Cuando pienso en un hombre cansado, se me vienen a la mente dos imágenes. Una es de un gato de cinco patas, no sé por qué exactamente. Debe ser que la quinta es una papada super-desarrollada que ha mutado para imitar a una quinta pata. En serio que no lo sé, es uno de esas quimeras que tiene uno como ser humano o tal vez, es una trampa (¿de qué? Si adivinan, les regalo un dulce).

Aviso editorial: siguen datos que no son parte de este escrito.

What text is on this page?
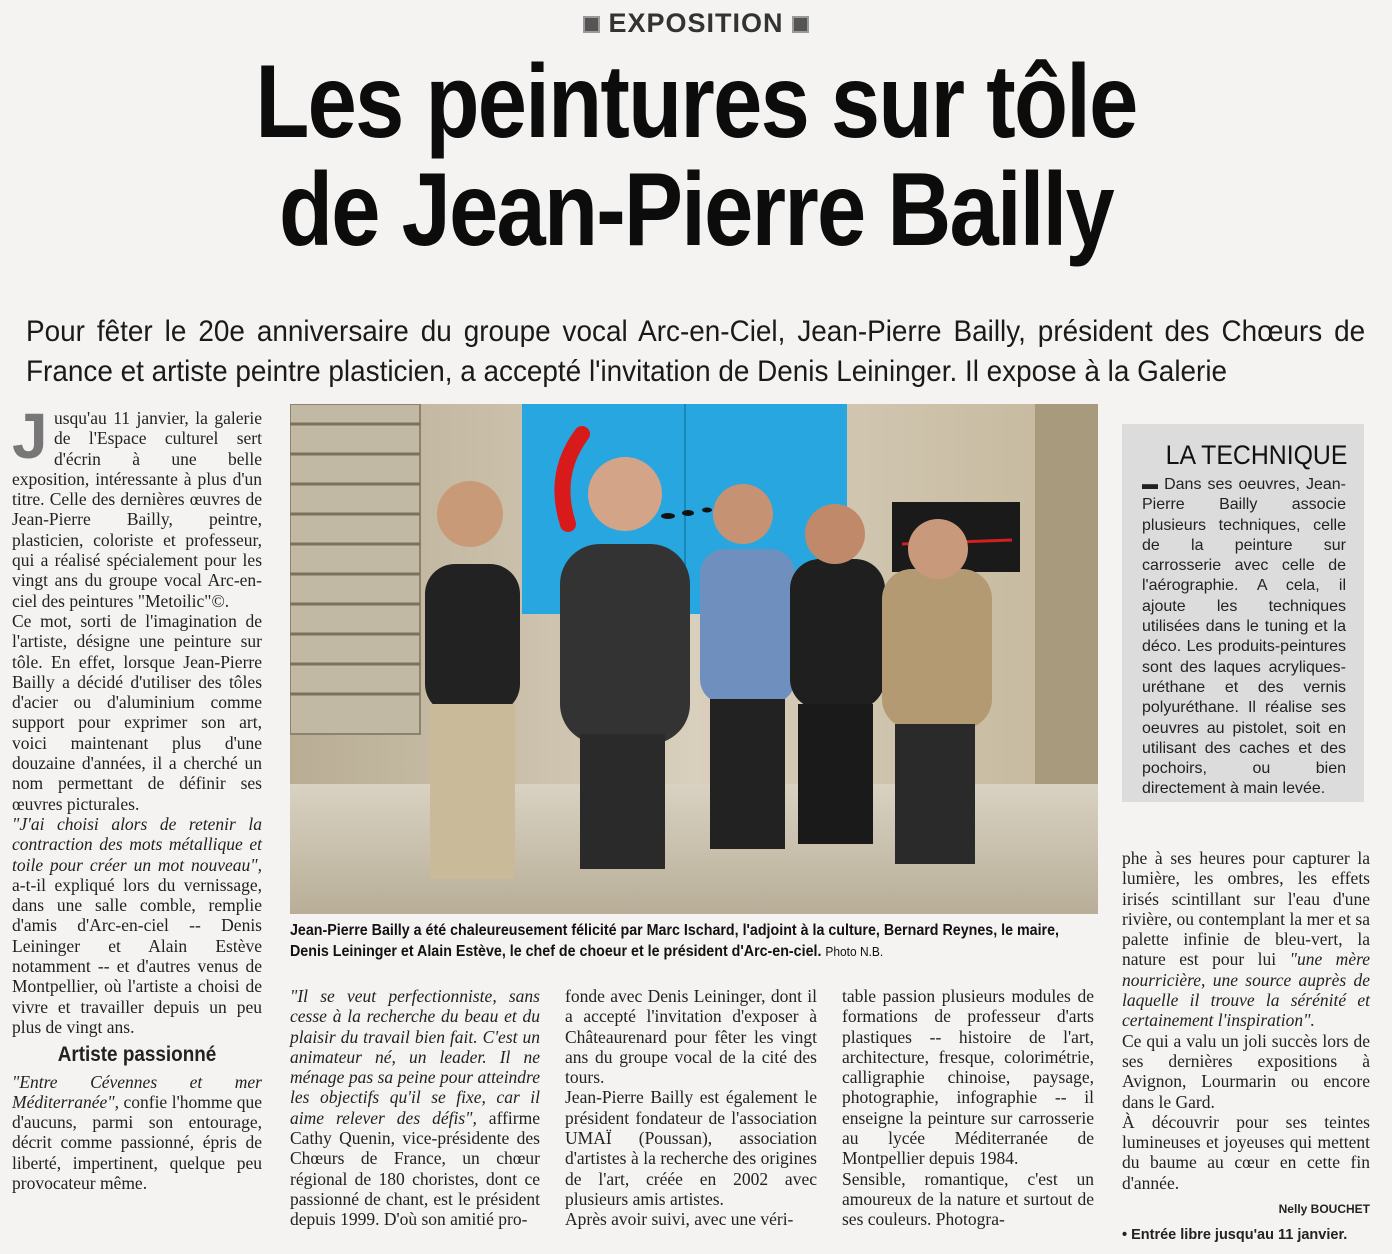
EXPOSITION
Les peintures sur tôle
de Jean-Pierre Bailly
Pour fêter le 20e anniversaire du groupe vocal Arc-en-Ciel, Jean-Pierre Bailly, président des Chœurs de France et artiste peintre plasticien, a accepté l'invitation de Denis Leininger. Il expose à la Galerie
J usqu'au 11 janvier, la galerie de l'Espace culturel sert d'écrin à une belle exposition, intéressante à plus d'un titre. Celle des dernières œuvres de Jean-Pierre Bailly, peintre, plasticien, coloriste et professeur, qui a réalisé spécialement pour les vingt ans du groupe vocal Arc-en-ciel des peintures "Metoilic"©.

Ce mot, sorti de l'imagination de l'artiste, désigne une peinture sur tôle. En effet, lorsque Jean-Pierre Bailly a décidé d'utiliser des tôles d'acier ou d'aluminium comme support pour exprimer son art, voici maintenant plus d'une douzaine d'années, il a cherché un nom permettant de définir ses œuvres picturales.

"J'ai choisi alors de retenir la contraction des mots métallique et toile pour créer un mot nouveau", a-t-il expliqué lors du vernissage, dans une salle comble, remplie d'amis d'Arc-en-ciel -- Denis Leininger et Alain Estève notamment -- et d'autres venus de Montpellier, où l'artiste a choisi de vivre et travailler depuis un peu plus de vingt ans.

Artiste passionné

"Entre Cévennes et mer Méditerranée", confie l'homme que d'aucuns, parmi son entourage, décrit comme passionné, épris de liberté, impertinent, quelque peu provocateur même.

Jean-Pierre Bailly a été chaleureusement félicité par Marc Ischard, l'adjoint à la culture, Bernard Reynes, le maire, Denis Leininger et Alain Estève, le chef de choeur et le président d'Arc-en-ciel. Photo N.B.

"Il se veut perfectionniste, sans cesse à la recherche du beau et du plaisir du travail bien fait. C'est un animateur né, un leader. Il ne ménage pas sa peine pour atteindre les objectifs qu'il se fixe, car il aime relever des défis", affirme Cathy Quenin, vice-présidente des Chœurs de France, un chœur régional de 180 choristes, dont ce passionné de chant, est le président depuis 1999. D'où son amitié pro-

fonde avec Denis Leininger, dont il a accepté l'invitation d'exposer à Châteaurenard pour fêter les vingt ans du groupe vocal de la cité des tours.

Jean-Pierre Bailly est également le président fondateur de l'association UMAÏ (Poussan), association d'artistes à la recherche des origines de l'art, créée en 2002 avec plusieurs amis artistes.

Après avoir suivi, avec une véri-

table passion plusieurs modules de formations de professeur d'arts plastiques -- histoire de l'art, architecture, fresque, colorimétrie, calligraphie chinoise, paysage, photographie, infographie -- il enseigne la peinture sur carrosserie au lycée Méditerranée de Montpellier depuis 1984.

Sensible, romantique, c'est un amoureux de la nature et surtout de ses couleurs. Photogra-

LA TECHNIQUE
▬ Dans ses oeuvres, Jean-Pierre Bailly associe plusieurs techniques, celle de la peinture sur carrosserie avec celle de l'aérographie. A cela, il ajoute les techniques utilisées dans le tuning et la déco. Les produits-peintures sont des laques acryliques-uréthane et des vernis polyuréthane. Il réalise ses oeuvres au pistolet, soit en utilisant des caches et des pochoirs, ou bien directement à main levée.

phe à ses heures pour capturer la lumière, les ombres, les effets irisés scintillant sur l'eau d'une rivière, ou contemplant la mer et sa palette infinie de bleu-vert, la nature est pour lui "une mère nourricière, une source auprès de laquelle il trouve la sérénité et certainement l'inspiration".

Ce qui a valu un joli succès lors de ses dernières expositions à Avignon, Lourmarin ou encore dans le Gard.

À découvrir pour ses teintes lumineuses et joyeuses qui mettent du baume au cœur en cette fin d'année.

Nelly BOUCHET
• Entrée libre jusqu'au 11 janvier.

Pero dejando eso de lado, dejen platicarles de la segunda imagen. Era un hombre tan cansado –y no parecía un gato de cinco patas–, que tenía una barriga del tamaño de tres barriles vikingos de vino tinto y se levantaba de la cama, solamente para ir al baño. Nomás porque era una necesidad. A mi –y a un grupo de amigos– me tocó la penosa situación de ayudarlo un par de veces a levantarse y dirigirlo correctamente al baño.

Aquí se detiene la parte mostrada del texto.